The problem with persistence
At Craigslist, there was never any real problem using MySQL to handle incoming data and the thousands of postings that come into Craigslist every hour. The problem was the warehousing. I thought that for privacy reasons companies like Craigslist had to purge all of their data after a certain amount of time, but apparently the opposite is true. Apparently, there’s some legislation somewhere that says that they've got to archive every piece of data they've ever received. When you're the largest online classified ad and job posting site in the world, archiving all of that data quickly becomes a big data problem of unparalleled proportions..
So, what were the big-data problems Craigslist was encountering?
One major problem Craigslist encountered was the damage they did to the backend archive whenever they needed to change how data was persisted on the front end. It's one thing to change the schema for the databases handling the very manageable amount data that's come in within the past 60 days. But a schema change in the front end would then mean that the same change had to be perpetuated to all of the databases maintaining the archived data as well, which means updating a cluster of MySQL servers holding a billion or so records. That’s not only dangerous, but it’s incredibly time consuming as well.
Dealing with performance problems
This then dominoes into a performance problem, because when the archive is being altered, nothing is being archived, which means the live system is being pushed beyond its intended capacity. It’s a lose-lose situation, as the backend gets tripped up with a configuration change, while users accessing the website experience unusual latency and a lack of responsiveness.
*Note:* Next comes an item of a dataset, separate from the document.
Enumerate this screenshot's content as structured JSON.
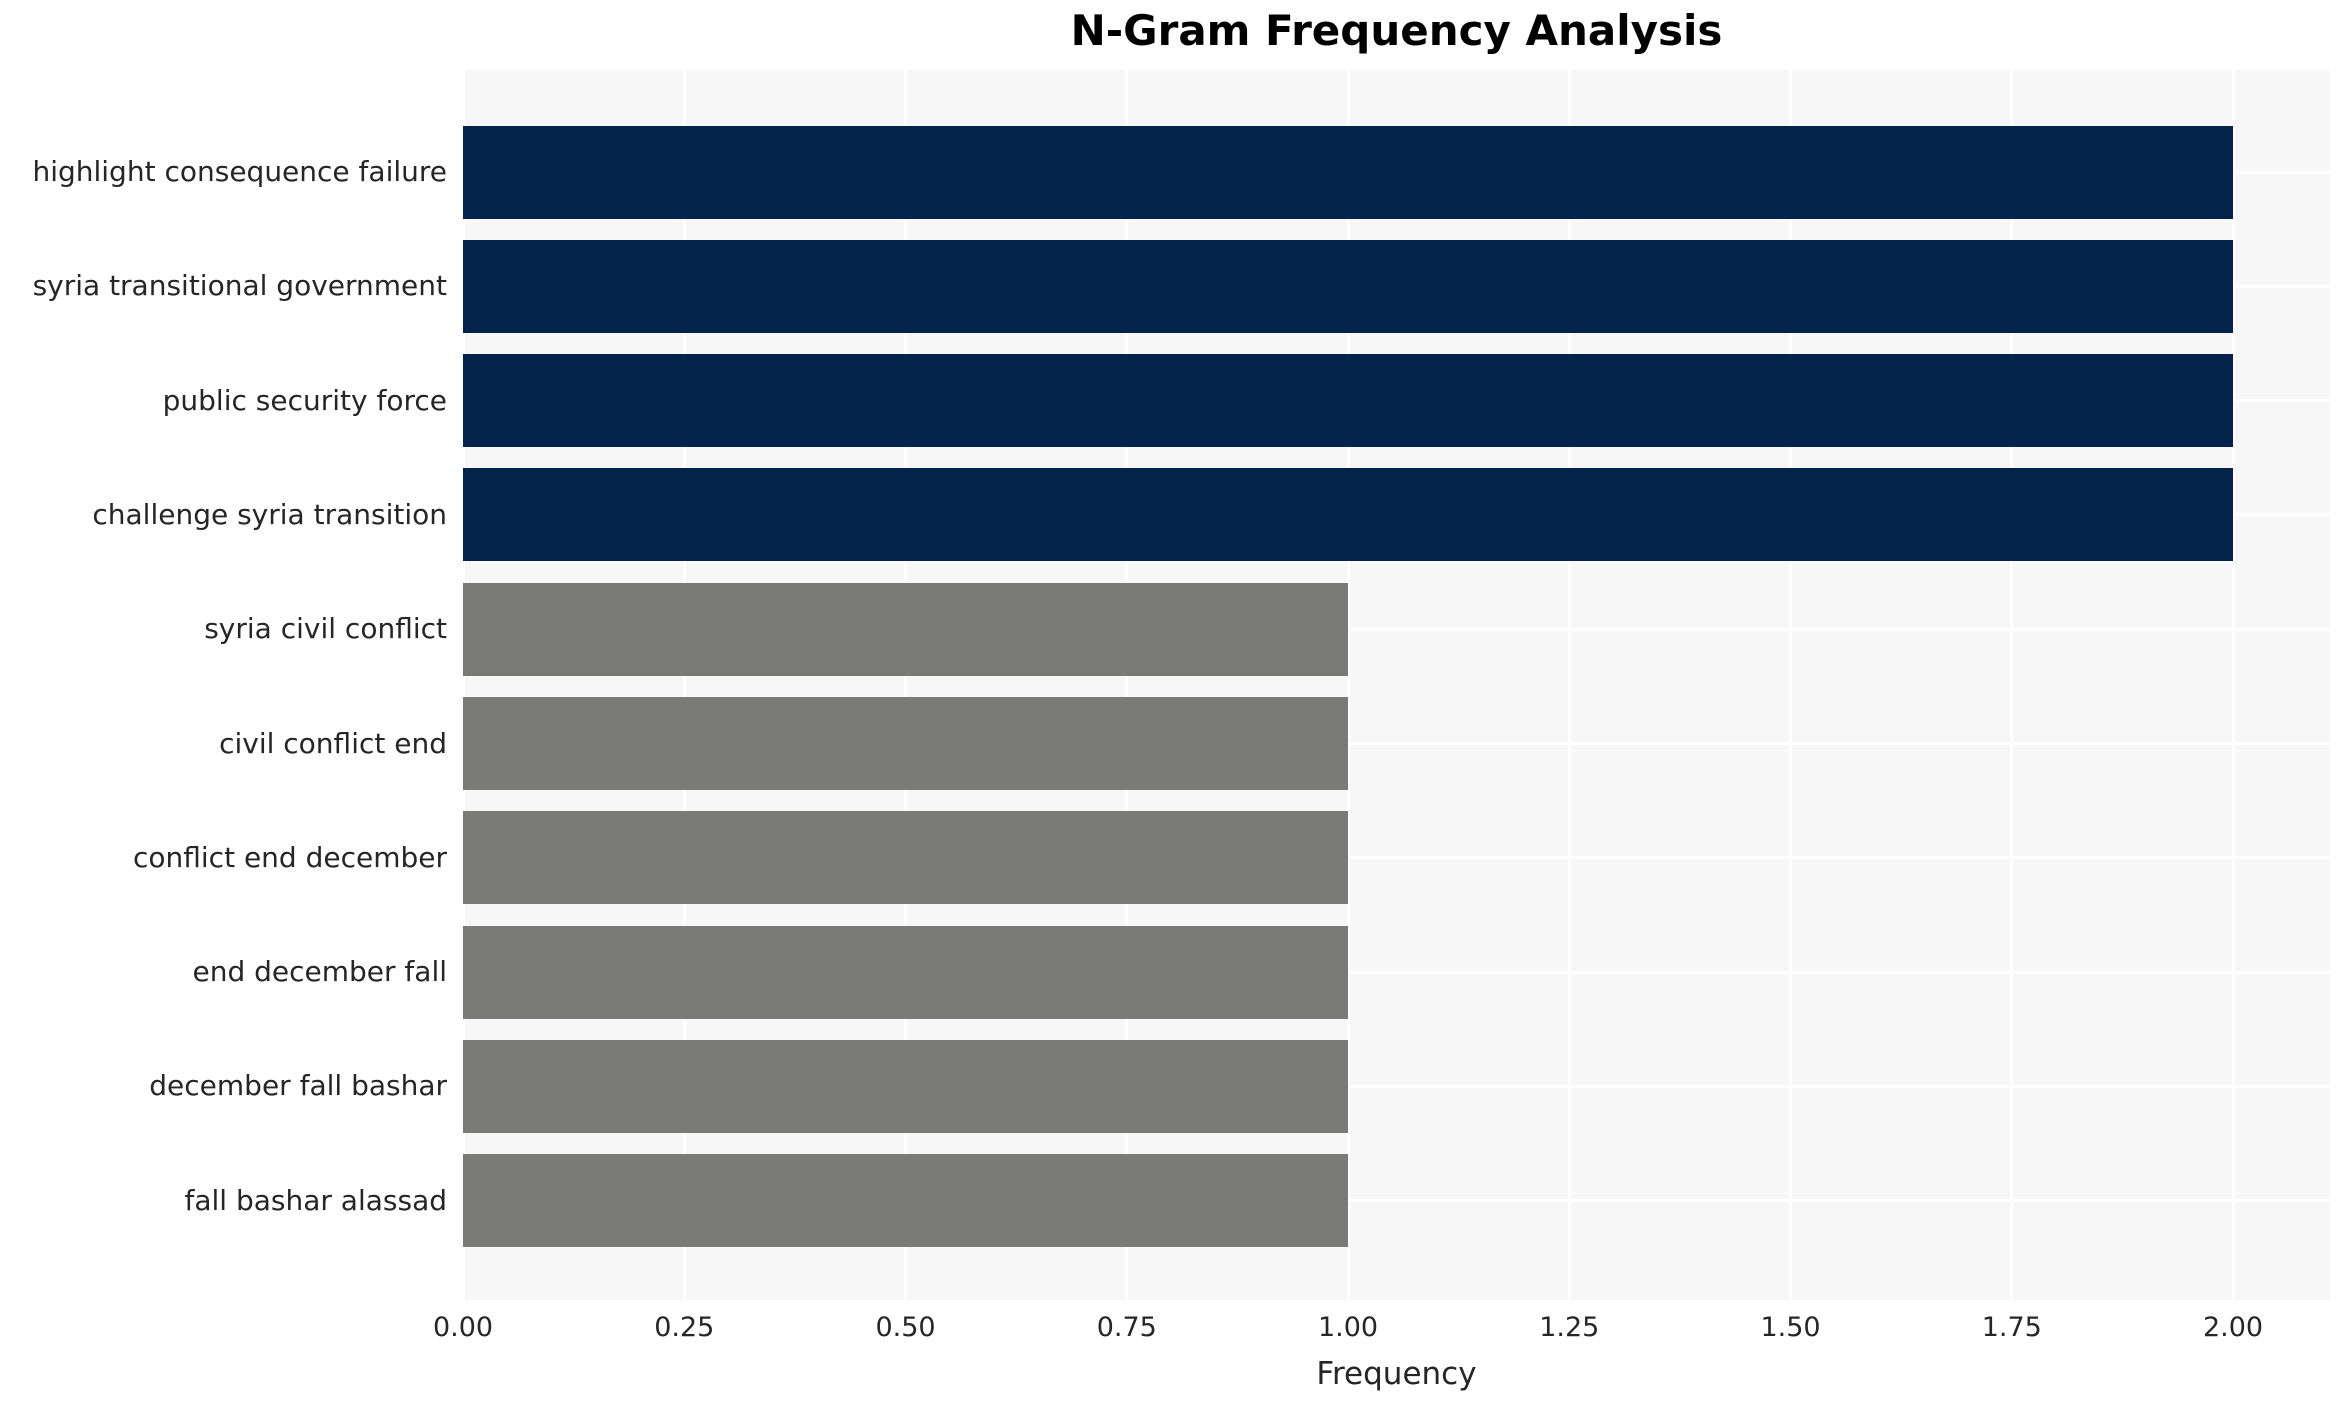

"They looked a few different NoSQL solutions, one of which was MongoDB, which they selected at the beginning of 2011," says Samantha. "They decided to switch their content management over to MongoDB. This took about three months, and it transferred approximately 1.5 billion postings."
The MySQL and MongoDB solution
The neat thing about Craigslist though is the fact that they didn’t go completely hog-wild over their NoSQL solution. MySQL is still the workhorse on the front-end, and so it should be. User-centric data should never be schemaless, and correspondingly, the data being pulled in from users continues to populate a cluster of MySQL servers.
"How it works is MySQL is still the active database for all of the online properties and postings for Craigslist. But once a posting goes dead, MongoDB reads into the MySQL and writes that posting into JSON-like documents, which is how MongoDB stores its information. By doing that, Craigslist was able to provide a schema-less design which allowed them the flexibility to archive for multiple years of files without having to worry about failure or future flexibility and designs."
It's actually an interesting use-case, not only because it shows how NoSQL solutions are being applied in the real world, but it also demonstrates an interesting use for a NoSQL store. Data stores like MongoDB are often used when read access and speed is a priority. Writes to NoSQL stores can often be slower or even less reliable as consistency (C) is less of a priority than availability(A) and partitioning(P), as we all learned when we studied the CAP theorem. But in this case it would appear that read performance is a trivial concern. After all, who's going to be in a huge hurry to access a dead post that went into the party rentals section of Craigslist eight years ago?
In the end, the way Craigslist tackled their big-data dilemma by combining both relational and schema-less NoSQL solutions is a testament to how people in the industry are innovatively and creatively dealing with the problems that a constant influx of content and information presents.